The drop box for paper reviews is https://catalyst.uw.edu/collectit/dropbox/suciu/30077

Due Date (before class)
Paper
Sections to Read, Suggestions for Questions to Address
January 14
Stonebraker's blog on "Big Data" (csenetid, uwnetid)
January 21
PAX Paper (csenetid, uwnetid)
Sections 1-4 only
January 28
Join processing in database systems with large main memories (csenetid, uwnetid)

Sections 1,2 only

  • What is the "fudge factor"?
  • The main memory hash-join algorithm (called classic hashing in the paper) stores one relation in main memory. What happens to the algorithm if the amount of main memory is smaller than the size of the relation?
  • What is grace-hash-join?
  • What is hybrid-hash-join?
February 4
Stonebraker's blog on MapReduce v.s. Relational Databases (csenetid, uwnetid)
Add a short comment to the review of the main paper
MapReduce (csenetid, uwnetid)

Sections 1,2,3,4 only. To answer the questions below you may need to do Homework 3 first.

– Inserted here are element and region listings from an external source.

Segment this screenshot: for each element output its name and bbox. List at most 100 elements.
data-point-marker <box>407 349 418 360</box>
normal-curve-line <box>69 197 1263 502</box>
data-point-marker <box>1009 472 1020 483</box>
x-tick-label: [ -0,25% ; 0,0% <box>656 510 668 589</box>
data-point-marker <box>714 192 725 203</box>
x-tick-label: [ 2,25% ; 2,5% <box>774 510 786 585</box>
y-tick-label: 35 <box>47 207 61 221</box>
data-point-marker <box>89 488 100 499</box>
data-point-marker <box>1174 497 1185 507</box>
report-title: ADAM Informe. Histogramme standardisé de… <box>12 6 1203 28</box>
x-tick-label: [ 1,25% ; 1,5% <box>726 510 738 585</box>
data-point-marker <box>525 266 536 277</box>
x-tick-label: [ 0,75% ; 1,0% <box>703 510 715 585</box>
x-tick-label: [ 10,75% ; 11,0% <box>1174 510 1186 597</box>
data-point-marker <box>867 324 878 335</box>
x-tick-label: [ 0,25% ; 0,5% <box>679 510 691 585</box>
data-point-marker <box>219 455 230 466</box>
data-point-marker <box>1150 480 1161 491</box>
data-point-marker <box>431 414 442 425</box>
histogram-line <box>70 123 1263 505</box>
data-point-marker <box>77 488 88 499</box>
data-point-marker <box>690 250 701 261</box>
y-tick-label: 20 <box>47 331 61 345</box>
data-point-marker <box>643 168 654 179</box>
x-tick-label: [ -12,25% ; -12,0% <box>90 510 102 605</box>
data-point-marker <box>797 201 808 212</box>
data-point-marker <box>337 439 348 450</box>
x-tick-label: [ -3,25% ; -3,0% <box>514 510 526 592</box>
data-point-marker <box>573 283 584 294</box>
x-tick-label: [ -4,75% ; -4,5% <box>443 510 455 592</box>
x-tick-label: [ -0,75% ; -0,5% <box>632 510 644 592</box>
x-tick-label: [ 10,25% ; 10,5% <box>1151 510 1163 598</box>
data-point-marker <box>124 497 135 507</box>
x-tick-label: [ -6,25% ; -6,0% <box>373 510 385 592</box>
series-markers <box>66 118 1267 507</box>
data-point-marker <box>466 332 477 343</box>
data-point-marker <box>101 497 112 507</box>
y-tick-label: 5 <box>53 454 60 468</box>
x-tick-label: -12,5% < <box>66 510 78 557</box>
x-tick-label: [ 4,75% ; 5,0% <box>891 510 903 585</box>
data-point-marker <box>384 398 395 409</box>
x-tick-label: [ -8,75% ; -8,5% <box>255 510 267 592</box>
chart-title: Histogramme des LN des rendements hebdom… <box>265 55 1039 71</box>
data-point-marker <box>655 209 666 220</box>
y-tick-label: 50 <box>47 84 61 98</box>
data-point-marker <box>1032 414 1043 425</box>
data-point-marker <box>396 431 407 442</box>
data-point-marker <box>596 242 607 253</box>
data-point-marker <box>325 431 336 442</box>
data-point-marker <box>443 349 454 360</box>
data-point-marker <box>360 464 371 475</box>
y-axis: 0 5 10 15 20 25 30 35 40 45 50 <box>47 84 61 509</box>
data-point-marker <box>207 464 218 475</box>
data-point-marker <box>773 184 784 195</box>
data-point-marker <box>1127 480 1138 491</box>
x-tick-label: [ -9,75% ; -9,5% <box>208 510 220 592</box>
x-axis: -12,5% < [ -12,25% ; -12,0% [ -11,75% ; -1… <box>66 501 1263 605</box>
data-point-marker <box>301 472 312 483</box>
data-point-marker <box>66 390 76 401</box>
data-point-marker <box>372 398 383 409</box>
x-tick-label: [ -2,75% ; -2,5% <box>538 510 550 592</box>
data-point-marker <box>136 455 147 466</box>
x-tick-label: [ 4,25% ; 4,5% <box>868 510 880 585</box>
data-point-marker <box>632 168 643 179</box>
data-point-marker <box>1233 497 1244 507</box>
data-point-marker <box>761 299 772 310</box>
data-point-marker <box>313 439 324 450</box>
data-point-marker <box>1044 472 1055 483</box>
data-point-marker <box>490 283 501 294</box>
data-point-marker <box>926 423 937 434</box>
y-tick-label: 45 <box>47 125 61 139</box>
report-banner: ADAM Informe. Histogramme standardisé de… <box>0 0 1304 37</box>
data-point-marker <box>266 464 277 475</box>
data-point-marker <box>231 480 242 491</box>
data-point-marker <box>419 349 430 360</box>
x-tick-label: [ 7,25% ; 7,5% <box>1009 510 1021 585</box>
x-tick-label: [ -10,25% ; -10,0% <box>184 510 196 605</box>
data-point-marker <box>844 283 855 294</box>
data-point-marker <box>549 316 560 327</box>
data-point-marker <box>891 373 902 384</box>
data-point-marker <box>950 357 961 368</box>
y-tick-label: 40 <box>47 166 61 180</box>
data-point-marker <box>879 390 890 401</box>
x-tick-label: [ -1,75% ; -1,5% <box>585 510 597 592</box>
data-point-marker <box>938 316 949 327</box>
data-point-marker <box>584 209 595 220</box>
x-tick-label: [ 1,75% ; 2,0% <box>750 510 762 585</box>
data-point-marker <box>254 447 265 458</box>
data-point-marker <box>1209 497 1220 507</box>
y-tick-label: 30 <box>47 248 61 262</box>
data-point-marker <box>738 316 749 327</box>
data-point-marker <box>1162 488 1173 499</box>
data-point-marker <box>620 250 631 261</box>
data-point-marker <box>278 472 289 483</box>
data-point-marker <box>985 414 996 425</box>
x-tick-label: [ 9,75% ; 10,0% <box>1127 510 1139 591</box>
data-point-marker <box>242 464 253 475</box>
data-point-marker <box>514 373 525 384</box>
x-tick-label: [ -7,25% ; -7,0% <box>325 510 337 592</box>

  • What is the difference between a map job and a map task?
  • How is the number of map tasks determined? How is the number of reduce tasks determined?
  • What are the pros/cons in choosing a large/small number of map tasks and reduce tasks?
  • A reduce task has three phases: copy, sort, and reduce. Which of these phases may be started while the map tasks are still running, and which phases cannot be started until all map tasks have completed?
Optional reading: Mining of Massive Datasets, by Rajaraman and Ullman

Sections 2 only.

February 11

What goes around comes around (csenetid, uwnetid)

Sections 1, 2, 3, 4, 8, 9, 10, 11 (in other words, skip 5-7)
February 25
The Declarative Imperative (csenetid, uwnetid)

Sections 1,2,3 only

  • What is the urgency of parallelism?
  • How does the datalog approach to parallelism differ from other approaches?
  • What are the three types of rules in Dedalus? See Fig. 1.
March 11
Stonebraker's blog on NoSQL (csenetid, uwnetid)
Add a short comment to the review of the main paper
Column-store Databases (csenetid, uwnetid)

Sections 1, 2, 4 (read 4.1, 4.4., 4.5, skim over the others)

  • What are the main tradeoffs in column-store databases (i.e. when are they better, and when are they worse than row-oriented databases)?
  • What is the advantage of compression in databases?
  • What is "late materialization"?
  • Explain this statement: "compared to 1980 disk I/O looks 100 times slower to the CPU".